LONDON (AP) - Europe is edging closer to recession, dragged down by the crippling debt problems of the 17 countries that use the euro, official figures showed Tuesday.
Eurostat, Europe's statistics agency, revealed that the economies of both the eurozone and the European Union, which has 27 countries, shrank by a quarterly rate of 0.2 percent in the second quarter of the year. In the first quarter, output for both regions was flat. A recession is officially defined as two straight quarters of falling output.
Europe's debt woes have been blamed for the sharp deterioration in the global economic outlook over the last few months. The region is the U.S.'s largest export customer and any fall-off in demand will hit order books - as well as President Barack Obama's election prospects.
The 17-country eurozone is grappling with sky-high debt levels and record unemployment of 11.2 percent. Compared with the second quarter of last year, the eurozone's economy is 0.4 percent smaller.
The region's economy would have slipped into recession had it not been for better-than-expected GDP figures from its two leading economies, Germany and France. Germany, Europe's biggest economy, posted quarterly growth of 0.3 percent, better than the 0.2 percent uptick forecast. France also beat expectations of a small contraction in its output to record no change in its economy for the second quarter.
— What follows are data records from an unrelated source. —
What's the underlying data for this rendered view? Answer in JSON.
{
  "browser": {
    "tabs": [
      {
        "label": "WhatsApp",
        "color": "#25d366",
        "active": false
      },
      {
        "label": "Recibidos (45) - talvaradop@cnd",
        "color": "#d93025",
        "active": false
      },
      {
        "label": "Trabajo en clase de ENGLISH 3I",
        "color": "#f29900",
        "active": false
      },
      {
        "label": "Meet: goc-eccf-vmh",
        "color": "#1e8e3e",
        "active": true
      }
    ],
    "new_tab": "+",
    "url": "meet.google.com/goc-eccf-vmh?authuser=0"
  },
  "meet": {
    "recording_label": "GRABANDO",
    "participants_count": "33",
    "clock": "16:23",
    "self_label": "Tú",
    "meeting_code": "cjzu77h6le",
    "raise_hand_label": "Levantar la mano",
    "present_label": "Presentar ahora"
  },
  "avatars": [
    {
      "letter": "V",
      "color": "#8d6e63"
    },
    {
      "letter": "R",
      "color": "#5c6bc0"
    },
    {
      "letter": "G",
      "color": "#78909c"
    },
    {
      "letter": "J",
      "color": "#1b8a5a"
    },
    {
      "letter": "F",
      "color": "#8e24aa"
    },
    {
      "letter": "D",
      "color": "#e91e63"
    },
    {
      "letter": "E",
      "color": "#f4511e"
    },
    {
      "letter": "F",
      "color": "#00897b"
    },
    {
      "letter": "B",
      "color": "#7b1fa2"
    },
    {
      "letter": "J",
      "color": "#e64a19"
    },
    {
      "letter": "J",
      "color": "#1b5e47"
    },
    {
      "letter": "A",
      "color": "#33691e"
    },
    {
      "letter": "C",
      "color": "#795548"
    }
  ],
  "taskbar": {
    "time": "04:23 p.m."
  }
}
The European Union, which has a population of 500 million people, recorded a GDP last year of $15.5 trillion - slightly more than the U.S.'s output. It is also a major source of sales for the world's leading companies. Forty percent of McDonald's global revenue comes from Europe - more than it generates in the U.S. General Motors, meanwhile, sold 1.7 million vehicles in Europe last year, a fifth of its worldwide sales.
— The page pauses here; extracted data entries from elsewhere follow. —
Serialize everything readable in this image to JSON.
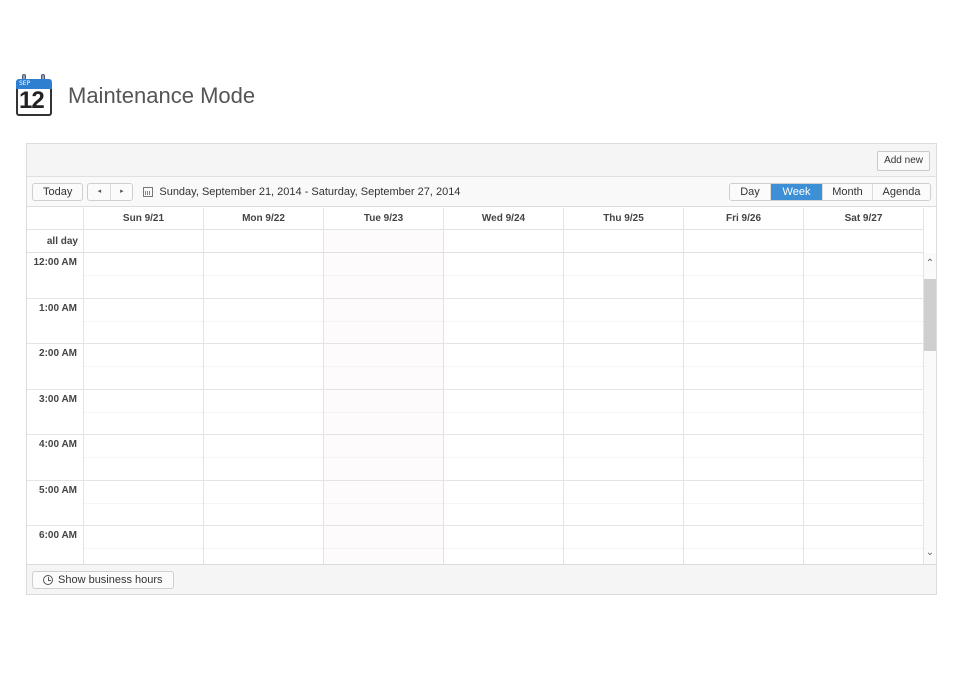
{
  "header": {
    "icon": {
      "month": "SEP",
      "day": "12"
    },
    "title": "Maintenance Mode"
  },
  "toolbar": {
    "add_label": "Add new",
    "today_label": "Today",
    "prev_glyph": "◂",
    "next_glyph": "▸",
    "date_range": "Sunday, September 21, 2014 - Saturday, September 27, 2014",
    "views": [
      "Day",
      "Week",
      "Month",
      "Agenda"
    ],
    "active_view": "Week"
  },
  "grid": {
    "days": [
      "Sun 9/21",
      "Mon 9/22",
      "Tue 9/23",
      "Wed 9/24",
      "Thu 9/25",
      "Fri 9/26",
      "Sat 9/27"
    ],
    "allday_label": "all day",
    "hours": [
      "12:00 AM",
      "1:00 AM",
      "2:00 AM",
      "3:00 AM",
      "4:00 AM",
      "5:00 AM",
      "6:00 AM"
    ]
  },
  "footer": {
    "business_hours_label": "Show business hours"
  },
  "colors": {
    "accent": "#3d8fd6"
  }
}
The region's stumbling economy is making it harder for other economies to grow. Policymakers around the world are urging more decisive action - particularly from the European Central Bank - to deal with the crippling debt crisis to restore confidence to the global economy.
"The ECB's recent announcement that it will do "whatever it takes' to save the euro is welcome, but clarity over what will be done is crucial," said Tom Rogers, a senior economic adviser for accounting firm Ernst & Young.